Hey where did you get your interior kit and your gauges? i'm lookin to get new ones for my 04 spec V


----------



## Zac (Mar 10, 2004)

I love your car. I love the guages, brakes, and exhaust sounds. I wanna get those guages, they are so sweeeeeeet!


----------



## SPEC V CRAZY (Apr 3, 2004)

Hockyfreak36 said:


> Hey where did you get your interior kit and your gauges? i'm lookin to get new ones for my 04 spec V



HOCKYFREAK36, HOW DOES THAT MAGNAFLOW SYSTEM SOUND ON YOU CAR? I HAVE A 04 SPEC V, I HAVENT DONE ANYTHING TO IT YET. I'M GETTING DIFFRENT OPINIONS BEFORE I GET A CAT BACK. :thumbup:


----------



## vector03 (Nov 12, 2003)

SPEC V CRAZY said:


> HOW DOES THAT MAGNAFLOW SYSTEM SOUND ON YOU CAR? I HAVE A 04 SPEC V, I HAVENT DONE ANYTHING TO IT YET. I'M GETTING DIFFRENT OPINIONS BEFORE I GET A CAT BACK. :thumbup:


Not sure about the the MagFlow but I'd check out the Greddy.
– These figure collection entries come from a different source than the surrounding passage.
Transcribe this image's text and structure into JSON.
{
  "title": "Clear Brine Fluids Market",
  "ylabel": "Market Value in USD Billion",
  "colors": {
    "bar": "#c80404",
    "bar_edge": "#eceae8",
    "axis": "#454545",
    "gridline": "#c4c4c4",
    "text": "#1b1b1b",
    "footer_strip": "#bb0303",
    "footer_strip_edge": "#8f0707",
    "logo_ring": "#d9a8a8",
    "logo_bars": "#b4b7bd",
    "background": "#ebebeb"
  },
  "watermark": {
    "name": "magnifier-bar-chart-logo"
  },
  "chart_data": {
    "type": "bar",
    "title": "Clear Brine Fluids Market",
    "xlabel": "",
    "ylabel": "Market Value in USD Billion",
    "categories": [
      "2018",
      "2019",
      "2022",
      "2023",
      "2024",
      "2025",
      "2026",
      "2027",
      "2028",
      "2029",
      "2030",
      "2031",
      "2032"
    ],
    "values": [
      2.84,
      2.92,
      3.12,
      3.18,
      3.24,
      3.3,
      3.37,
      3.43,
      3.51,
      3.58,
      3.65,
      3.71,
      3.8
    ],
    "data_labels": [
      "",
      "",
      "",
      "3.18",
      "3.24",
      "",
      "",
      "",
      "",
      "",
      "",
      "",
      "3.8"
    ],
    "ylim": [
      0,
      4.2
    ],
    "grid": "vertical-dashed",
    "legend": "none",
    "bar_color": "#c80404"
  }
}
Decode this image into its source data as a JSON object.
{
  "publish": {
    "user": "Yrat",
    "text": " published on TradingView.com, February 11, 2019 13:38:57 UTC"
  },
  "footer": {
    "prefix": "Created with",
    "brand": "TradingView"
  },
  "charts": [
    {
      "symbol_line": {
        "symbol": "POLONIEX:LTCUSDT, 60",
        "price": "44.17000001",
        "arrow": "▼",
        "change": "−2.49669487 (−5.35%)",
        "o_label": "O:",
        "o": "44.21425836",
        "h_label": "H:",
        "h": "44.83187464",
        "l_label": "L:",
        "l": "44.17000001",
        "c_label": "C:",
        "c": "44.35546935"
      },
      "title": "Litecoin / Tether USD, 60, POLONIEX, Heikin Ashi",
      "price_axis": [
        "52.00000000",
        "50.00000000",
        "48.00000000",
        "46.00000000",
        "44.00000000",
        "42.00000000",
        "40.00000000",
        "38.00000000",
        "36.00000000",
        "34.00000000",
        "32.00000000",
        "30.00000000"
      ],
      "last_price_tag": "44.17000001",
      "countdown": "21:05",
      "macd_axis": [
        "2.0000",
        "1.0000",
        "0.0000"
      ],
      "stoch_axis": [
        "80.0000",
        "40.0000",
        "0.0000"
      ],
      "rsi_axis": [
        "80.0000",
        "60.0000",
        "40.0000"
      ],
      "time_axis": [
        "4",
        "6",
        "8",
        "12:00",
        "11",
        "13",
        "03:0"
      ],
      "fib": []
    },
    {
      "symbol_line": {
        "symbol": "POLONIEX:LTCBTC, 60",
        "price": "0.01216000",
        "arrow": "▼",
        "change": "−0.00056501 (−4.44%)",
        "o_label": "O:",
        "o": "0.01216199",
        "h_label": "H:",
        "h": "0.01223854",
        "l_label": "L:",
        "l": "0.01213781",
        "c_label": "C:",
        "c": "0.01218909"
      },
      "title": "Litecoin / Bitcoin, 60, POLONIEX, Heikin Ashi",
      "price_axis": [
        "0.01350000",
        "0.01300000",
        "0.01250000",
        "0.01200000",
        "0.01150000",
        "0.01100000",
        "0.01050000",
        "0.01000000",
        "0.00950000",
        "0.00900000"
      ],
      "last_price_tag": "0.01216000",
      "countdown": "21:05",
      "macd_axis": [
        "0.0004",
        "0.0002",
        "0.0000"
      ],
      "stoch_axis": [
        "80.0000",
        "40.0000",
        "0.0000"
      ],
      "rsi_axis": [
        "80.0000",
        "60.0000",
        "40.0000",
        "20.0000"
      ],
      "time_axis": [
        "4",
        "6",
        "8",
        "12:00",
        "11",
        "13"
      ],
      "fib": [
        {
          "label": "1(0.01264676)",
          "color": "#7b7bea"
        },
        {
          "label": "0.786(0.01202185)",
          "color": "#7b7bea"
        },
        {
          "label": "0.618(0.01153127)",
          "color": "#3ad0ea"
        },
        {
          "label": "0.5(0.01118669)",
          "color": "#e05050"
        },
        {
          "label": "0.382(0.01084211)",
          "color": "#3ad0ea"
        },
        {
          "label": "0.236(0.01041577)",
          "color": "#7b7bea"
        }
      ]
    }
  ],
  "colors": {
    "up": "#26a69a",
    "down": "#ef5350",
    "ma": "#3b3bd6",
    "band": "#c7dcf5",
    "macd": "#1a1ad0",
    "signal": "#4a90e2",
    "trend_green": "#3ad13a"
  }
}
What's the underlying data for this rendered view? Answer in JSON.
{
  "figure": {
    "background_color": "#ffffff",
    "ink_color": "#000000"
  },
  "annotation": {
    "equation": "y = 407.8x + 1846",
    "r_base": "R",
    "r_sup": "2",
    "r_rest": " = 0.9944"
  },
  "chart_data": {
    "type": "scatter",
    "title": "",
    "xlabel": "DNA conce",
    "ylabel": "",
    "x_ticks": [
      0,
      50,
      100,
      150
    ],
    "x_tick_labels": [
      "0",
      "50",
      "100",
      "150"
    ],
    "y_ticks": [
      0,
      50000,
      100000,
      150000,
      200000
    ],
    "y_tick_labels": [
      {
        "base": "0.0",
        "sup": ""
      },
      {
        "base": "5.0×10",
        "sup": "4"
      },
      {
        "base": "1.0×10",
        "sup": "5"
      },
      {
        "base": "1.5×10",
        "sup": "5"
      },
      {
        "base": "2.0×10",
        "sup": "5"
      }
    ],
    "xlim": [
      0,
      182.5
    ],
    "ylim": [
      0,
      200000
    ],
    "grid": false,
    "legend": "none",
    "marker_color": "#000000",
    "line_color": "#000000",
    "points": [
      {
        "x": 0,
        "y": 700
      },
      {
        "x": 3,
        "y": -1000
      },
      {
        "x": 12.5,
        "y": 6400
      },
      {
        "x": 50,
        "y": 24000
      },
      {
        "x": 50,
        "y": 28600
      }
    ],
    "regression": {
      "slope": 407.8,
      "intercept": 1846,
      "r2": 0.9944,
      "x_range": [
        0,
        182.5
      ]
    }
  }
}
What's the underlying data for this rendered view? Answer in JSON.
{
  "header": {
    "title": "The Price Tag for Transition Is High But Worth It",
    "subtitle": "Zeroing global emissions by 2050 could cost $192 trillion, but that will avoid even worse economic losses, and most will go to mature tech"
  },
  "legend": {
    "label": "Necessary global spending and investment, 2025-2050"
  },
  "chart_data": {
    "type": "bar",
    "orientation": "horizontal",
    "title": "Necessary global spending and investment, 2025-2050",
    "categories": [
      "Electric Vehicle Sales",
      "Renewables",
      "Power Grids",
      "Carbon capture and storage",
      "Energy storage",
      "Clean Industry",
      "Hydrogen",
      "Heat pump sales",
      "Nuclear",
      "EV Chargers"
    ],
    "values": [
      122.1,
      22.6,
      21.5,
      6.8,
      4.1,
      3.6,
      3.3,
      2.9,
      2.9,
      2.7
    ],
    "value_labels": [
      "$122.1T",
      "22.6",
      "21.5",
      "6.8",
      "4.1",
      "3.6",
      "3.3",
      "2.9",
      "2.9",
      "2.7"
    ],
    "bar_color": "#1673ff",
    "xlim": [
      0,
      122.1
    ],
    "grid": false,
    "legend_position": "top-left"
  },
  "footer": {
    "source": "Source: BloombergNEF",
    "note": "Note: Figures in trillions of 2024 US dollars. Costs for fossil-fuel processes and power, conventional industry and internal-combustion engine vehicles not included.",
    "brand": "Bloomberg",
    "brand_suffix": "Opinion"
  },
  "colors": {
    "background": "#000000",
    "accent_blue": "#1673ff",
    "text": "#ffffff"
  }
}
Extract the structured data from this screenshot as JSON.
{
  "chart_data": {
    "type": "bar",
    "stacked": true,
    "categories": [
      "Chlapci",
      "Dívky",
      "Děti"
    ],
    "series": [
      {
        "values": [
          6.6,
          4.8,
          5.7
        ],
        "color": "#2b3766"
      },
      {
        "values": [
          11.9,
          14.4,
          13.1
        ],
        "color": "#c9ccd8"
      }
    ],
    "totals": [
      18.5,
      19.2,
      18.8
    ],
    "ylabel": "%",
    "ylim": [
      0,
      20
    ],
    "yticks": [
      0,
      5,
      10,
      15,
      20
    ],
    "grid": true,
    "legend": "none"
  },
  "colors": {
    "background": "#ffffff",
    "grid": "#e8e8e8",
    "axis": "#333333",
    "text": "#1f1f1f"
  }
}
I should have a sound byte up sometime next week.


----------



## Hockyfreak36 (Feb 19, 2004)

SPEC V CRAZY said:


> HOCKYFREAK36, HOW DOES THAT MAGNAFLOW SYSTEM SOUND ON YOU CAR? I HAVE A 04 SPEC V, I HAVENT DONE ANYTHING TO IT YET. I'M GETTING DIFFRENT OPINIONS BEFORE I GET A CAT BACK. :thumbup:


i love the way the exhaust sounds. nice and deep not like all those people with there shit civics that have the really high piched exhausts that hurt your ears and sound like crap


----------



## Astor (Apr 23, 2004)

The gauges look awesome! I love them.

I wouldn't powercoat the wheels. I hate white wheels personally. I think they look really rice, and the car looks nice the way it is.


----------